As much as the mixtape does have vague recurring themes, Lineham couldn’t have put it better. The release, made available on Bandcamp on Monday, is an eclectic mix of nasally indie rap, yelled verses à la Eminem and hip-hop melodies as soulful as they are tongue-in-cheek.
“It was recorded in two weeks — in a makeshift setup in Warren Towers!” Lineham said.
As to the matter of raw talent, what the songs lack in production value or coherent flow, they make up for in flow. The lyrics were admittedly hard to hear at first, but after Lineham took a few trips to hurriedly tweak the soundboard like a flustered Scotty aboard a crashing Enterprise, the mixtape’s mids began to shine through. Without exaggeration, it must be said that these guys are poets. While the lyrics can be as rough and raw as the rest of the production, when The Ill Rhettoric hits moments of boisterous clarity, it hits them hard.

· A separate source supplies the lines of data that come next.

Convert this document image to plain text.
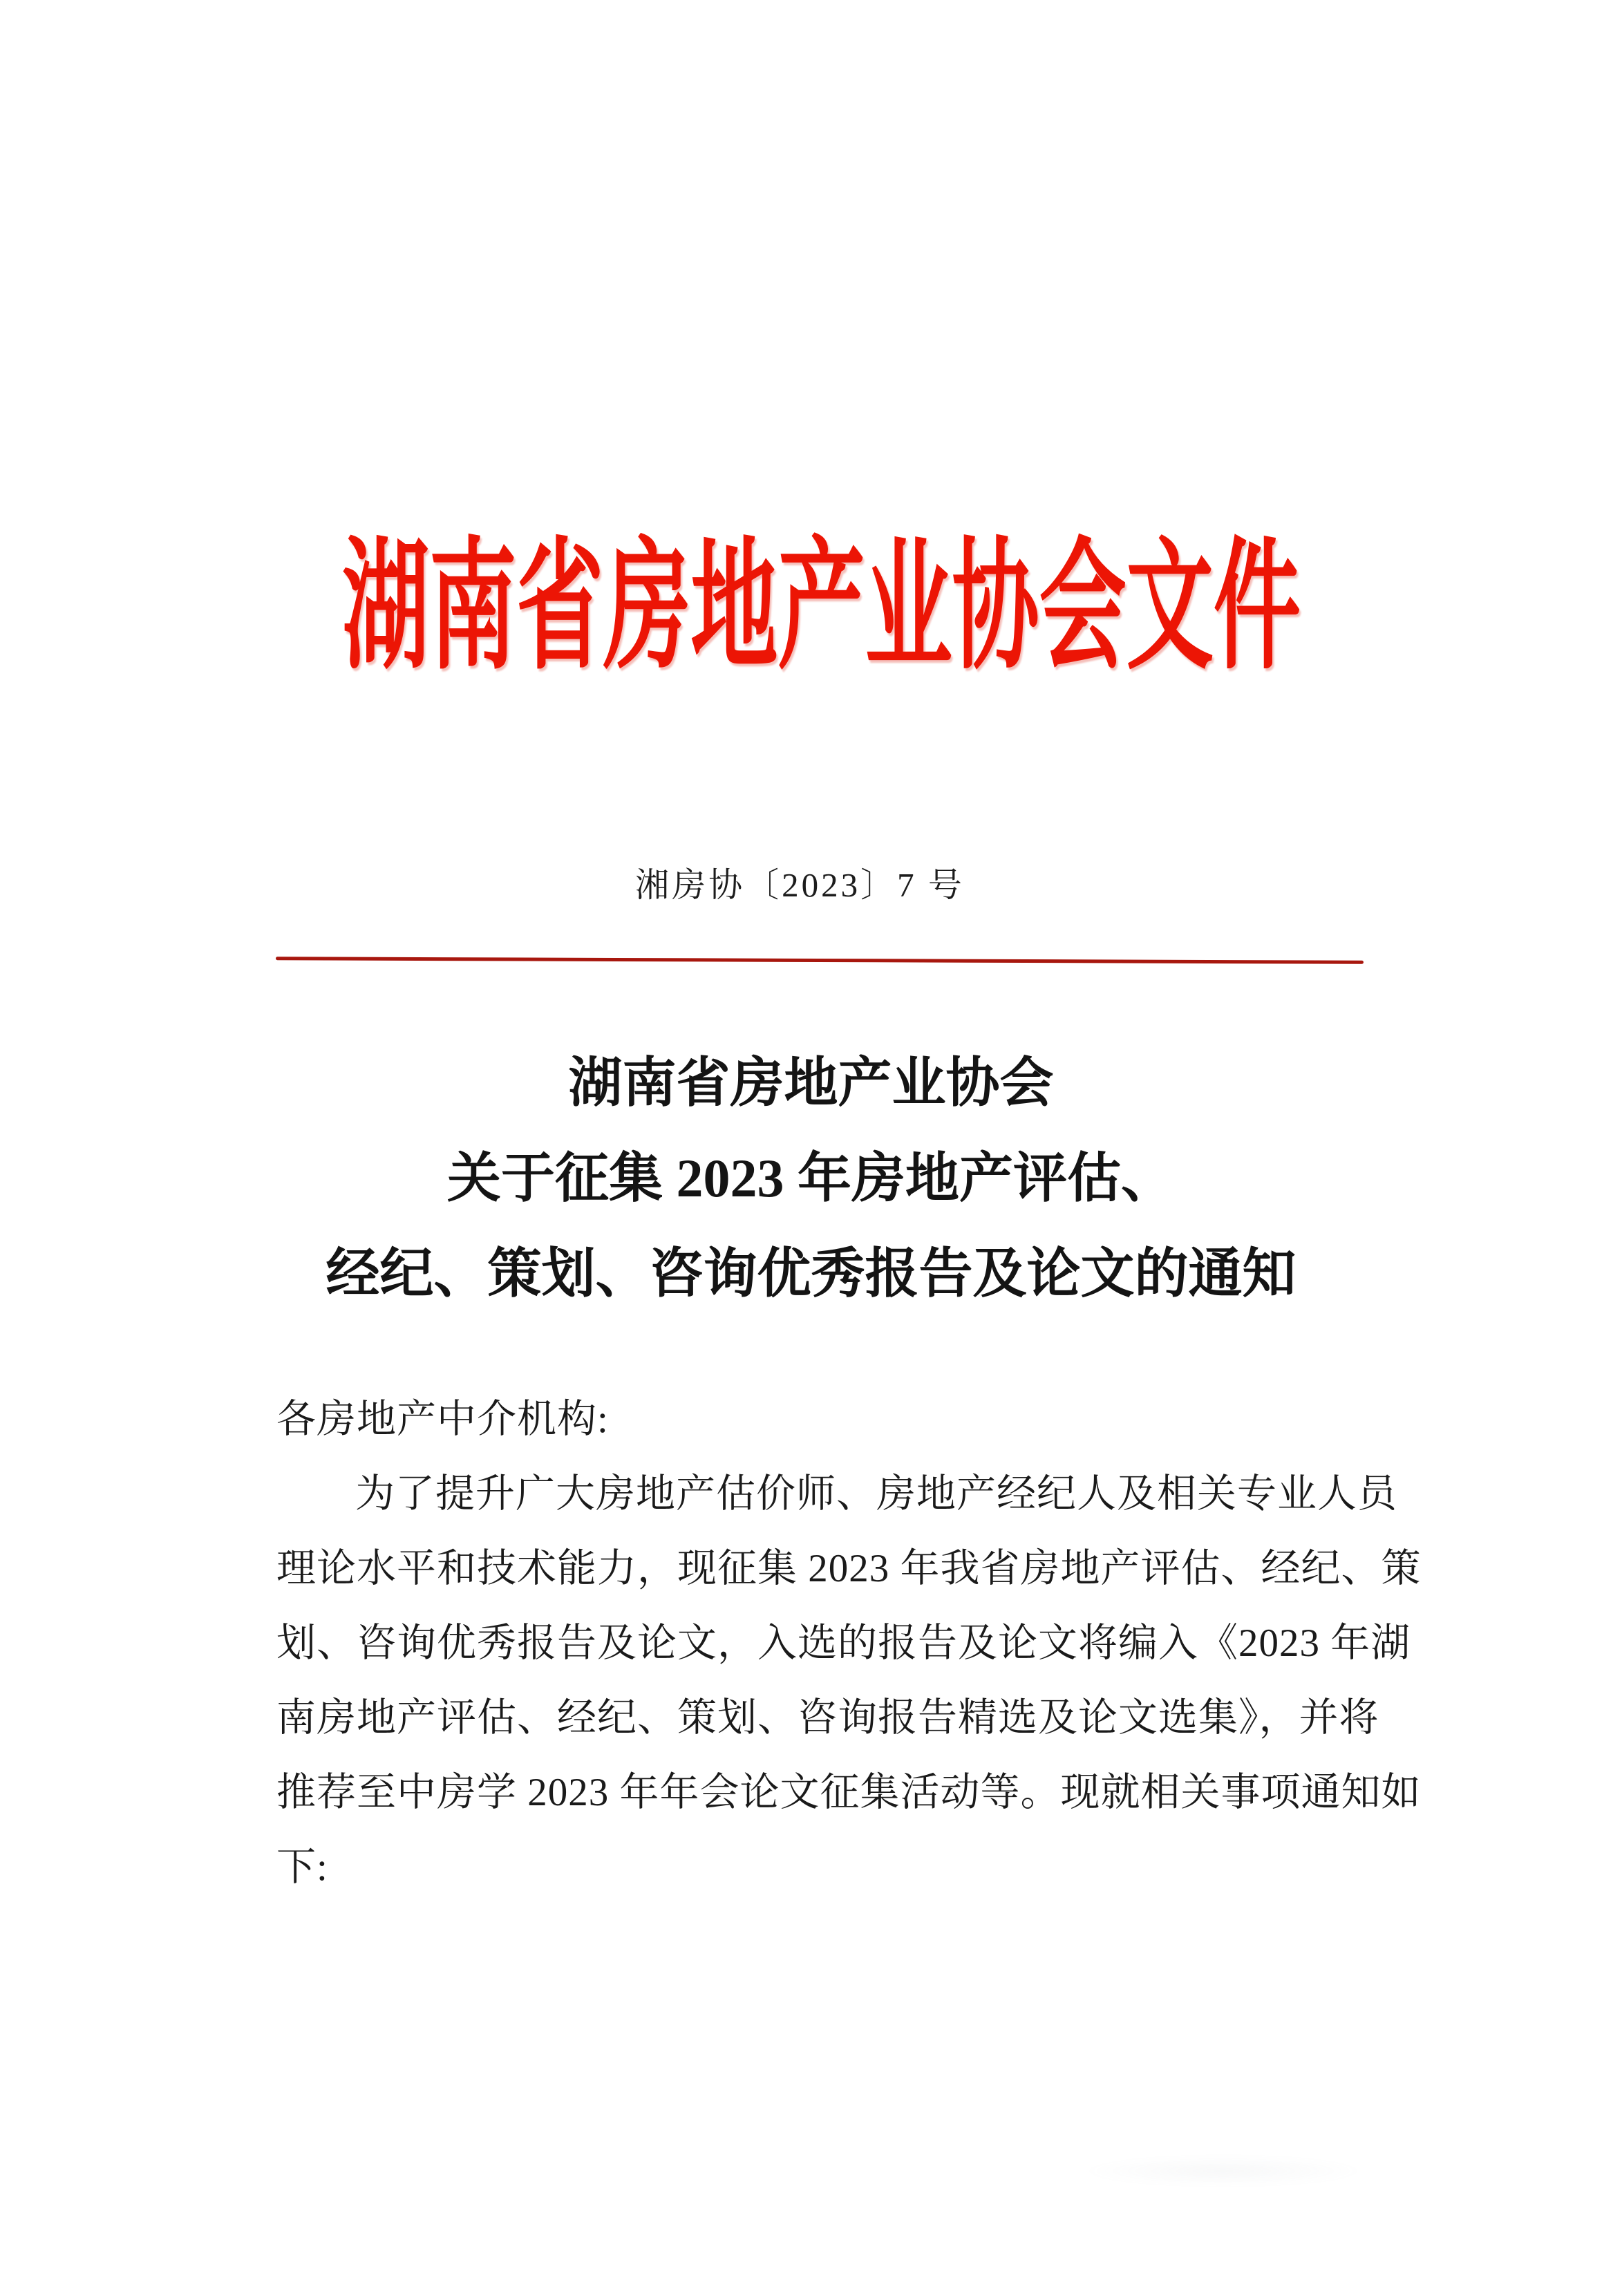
湖南省房地产业协会文件
湘房协〔2023〕7 号
湖南省房地产业协会
关于征集 2023 年房地产评估、
经纪、策划、咨询优秀报告及论文的通知
各房地产中介机构:
为了提升广大房地产估价师、房地产经纪人及相关专业人员
理论水平和技术能力，现征集 2023 年我省房地产评估、经纪、策
划、咨询优秀报告及论文，入选的报告及论文将编入《2023 年湖
南房地产评估、经纪、策划、咨询报告精选及论文选集》，并将
推荐至中房学 2023 年年会论文征集活动等。现就相关事项通知如
下:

The single “Bounce” is the best example of this and is clearly BUHH’s favorite track. Before it even started, the amoebic crowd in the back of the room began to yell and dance with excitement. They knew all the words, but the ones who rapped loudest and with the most zeal were clearly the members who cut the track. Near the end of the song, a voice cried out, in a tone of impending catastrophe, “Randall! You’re gonna miss your verse!” Spence quickly clambered into the throbbing mass, joining the revelry with as much urgency as the voice that called him in.
As much as their first mixtape is a culminating achievement, BU Hip-Hop doesn’t look at it that way. What’s important is to make music and have fun. To them, listening isn’t nearly as important as singing along.